Borthwick’s own interest in the influence of mother upon child derives from psychoanalytic research, much of which cites the earliest actions of the mother as having significant impact throughout life. John Bowlby’s Attachment Theory for example, which positions the maternal bond as directing a child’s ability to form relationships throughout life; and the ‘good breast and bad breast’ theory of Melanie Klein, which views the infant relationship to the mother’s breasts as teaching that good and bad can both be part of the same entity.

Deeply emotive and affecting, Borthwick’s work discusses and tests these theories for each individual. For some, the experience will give rise to positive nostalgia, while others may feel overwhelmed, as opposing and unique memories are spurred by a single installation which reimagines an all inclusive stage of development. As a result, each visitor inside the gallery becomes the analysed subject, yet also peering through the panes of the glass-fronted CABIN Gallery, from outside they may also become the analyst.

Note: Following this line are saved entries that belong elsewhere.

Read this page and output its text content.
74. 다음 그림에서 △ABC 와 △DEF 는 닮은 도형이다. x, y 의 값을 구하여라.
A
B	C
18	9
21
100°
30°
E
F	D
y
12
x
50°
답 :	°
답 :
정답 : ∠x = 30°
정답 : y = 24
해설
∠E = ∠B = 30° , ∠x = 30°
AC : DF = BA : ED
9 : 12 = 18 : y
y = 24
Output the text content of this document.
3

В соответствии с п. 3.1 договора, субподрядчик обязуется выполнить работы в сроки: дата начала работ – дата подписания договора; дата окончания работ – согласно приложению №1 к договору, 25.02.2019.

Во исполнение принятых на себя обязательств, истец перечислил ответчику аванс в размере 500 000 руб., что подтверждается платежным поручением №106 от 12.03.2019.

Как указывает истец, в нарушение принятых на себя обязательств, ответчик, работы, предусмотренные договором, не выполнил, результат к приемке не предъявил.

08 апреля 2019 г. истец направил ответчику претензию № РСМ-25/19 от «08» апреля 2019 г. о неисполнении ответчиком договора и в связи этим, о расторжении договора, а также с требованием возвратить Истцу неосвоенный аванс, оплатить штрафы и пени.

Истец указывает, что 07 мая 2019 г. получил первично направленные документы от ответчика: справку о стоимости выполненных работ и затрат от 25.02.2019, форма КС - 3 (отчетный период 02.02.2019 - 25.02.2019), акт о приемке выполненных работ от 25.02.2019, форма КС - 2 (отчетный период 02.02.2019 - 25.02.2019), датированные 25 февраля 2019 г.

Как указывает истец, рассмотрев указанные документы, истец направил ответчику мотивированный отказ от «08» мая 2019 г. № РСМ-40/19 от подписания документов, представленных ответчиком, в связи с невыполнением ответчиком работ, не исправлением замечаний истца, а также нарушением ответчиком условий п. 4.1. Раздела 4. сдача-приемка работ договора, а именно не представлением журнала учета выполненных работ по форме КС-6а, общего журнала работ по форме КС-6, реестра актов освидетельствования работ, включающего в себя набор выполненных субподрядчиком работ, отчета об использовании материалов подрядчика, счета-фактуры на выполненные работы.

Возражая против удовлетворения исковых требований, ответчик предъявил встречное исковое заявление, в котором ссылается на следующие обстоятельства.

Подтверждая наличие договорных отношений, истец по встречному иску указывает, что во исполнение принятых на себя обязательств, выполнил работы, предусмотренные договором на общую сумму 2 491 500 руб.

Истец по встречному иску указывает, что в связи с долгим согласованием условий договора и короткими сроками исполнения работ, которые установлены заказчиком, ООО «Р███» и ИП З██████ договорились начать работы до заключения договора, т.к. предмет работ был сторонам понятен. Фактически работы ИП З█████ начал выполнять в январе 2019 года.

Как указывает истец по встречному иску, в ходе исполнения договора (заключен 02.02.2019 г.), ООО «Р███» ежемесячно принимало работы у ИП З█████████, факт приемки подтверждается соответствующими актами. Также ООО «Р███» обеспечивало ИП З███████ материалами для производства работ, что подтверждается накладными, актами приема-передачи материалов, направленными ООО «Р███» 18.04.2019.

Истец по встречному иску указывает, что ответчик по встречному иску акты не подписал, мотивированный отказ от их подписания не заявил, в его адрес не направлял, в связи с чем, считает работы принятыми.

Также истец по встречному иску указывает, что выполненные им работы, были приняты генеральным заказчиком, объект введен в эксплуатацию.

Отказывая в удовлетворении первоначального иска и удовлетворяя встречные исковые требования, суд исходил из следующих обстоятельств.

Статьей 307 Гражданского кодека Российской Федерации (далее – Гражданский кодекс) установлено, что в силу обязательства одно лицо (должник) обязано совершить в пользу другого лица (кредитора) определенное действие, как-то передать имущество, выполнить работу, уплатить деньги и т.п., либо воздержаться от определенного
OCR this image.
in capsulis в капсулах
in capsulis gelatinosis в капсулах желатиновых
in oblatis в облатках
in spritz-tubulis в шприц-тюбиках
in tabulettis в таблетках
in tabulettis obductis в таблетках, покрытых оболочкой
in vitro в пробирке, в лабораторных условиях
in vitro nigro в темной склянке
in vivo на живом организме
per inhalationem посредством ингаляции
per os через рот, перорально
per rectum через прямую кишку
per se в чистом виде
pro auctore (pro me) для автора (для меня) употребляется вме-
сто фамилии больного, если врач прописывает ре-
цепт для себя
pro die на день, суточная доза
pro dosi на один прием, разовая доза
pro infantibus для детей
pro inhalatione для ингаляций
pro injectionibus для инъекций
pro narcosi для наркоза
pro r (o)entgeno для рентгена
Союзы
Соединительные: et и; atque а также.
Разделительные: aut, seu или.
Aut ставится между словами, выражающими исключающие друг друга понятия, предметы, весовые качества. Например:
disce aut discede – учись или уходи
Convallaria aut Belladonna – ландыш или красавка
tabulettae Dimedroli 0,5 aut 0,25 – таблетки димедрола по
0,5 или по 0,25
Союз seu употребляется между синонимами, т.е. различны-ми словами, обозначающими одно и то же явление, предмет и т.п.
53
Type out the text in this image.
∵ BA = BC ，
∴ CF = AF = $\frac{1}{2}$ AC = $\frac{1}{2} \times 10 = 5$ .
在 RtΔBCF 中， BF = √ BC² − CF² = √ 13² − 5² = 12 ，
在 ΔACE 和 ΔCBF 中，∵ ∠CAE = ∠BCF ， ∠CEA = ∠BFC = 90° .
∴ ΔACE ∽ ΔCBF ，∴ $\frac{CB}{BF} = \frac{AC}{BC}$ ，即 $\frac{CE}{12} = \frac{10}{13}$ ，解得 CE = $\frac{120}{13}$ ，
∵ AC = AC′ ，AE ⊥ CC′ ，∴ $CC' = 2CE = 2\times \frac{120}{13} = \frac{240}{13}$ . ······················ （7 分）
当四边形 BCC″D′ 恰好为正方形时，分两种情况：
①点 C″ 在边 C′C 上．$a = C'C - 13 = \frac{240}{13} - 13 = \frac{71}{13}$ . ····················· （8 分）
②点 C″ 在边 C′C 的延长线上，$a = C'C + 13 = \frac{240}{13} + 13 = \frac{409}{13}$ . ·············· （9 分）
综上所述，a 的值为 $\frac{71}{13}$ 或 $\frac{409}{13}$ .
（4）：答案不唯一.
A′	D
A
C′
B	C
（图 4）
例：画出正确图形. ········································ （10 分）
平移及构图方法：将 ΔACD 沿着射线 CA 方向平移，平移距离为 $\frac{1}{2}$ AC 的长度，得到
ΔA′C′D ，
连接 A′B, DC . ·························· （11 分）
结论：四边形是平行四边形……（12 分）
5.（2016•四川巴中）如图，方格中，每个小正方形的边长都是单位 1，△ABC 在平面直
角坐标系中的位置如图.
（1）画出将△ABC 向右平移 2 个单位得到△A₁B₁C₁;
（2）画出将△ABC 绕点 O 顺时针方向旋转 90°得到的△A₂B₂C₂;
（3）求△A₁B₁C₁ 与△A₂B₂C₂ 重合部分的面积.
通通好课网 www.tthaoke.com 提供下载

As Borthwick acknowledges: “as they experience the works the people in the gallery will be observed, the intimacy will become public and the nurturing element somewhat disrupted. In this way, they are ‘on show’ to passers-by outside of the gallery, and so they are like the people in my paintings.” In this way, the impact of the installation is twofold: with one interior, experiencing and one exterior, viewing audience. As this sharp and insightful duality expresses, Borthwick is an artist with humour.

Accompanying Entrusted will be a series of limited editions of painted handkerchiefs. Contained within small black boxes often reserved for precious gifts, each delicately wrapped handkerchief has been handprinted with a nipple, causing visitors to continue questioning their relationship with femininity even after leaving the gallery space.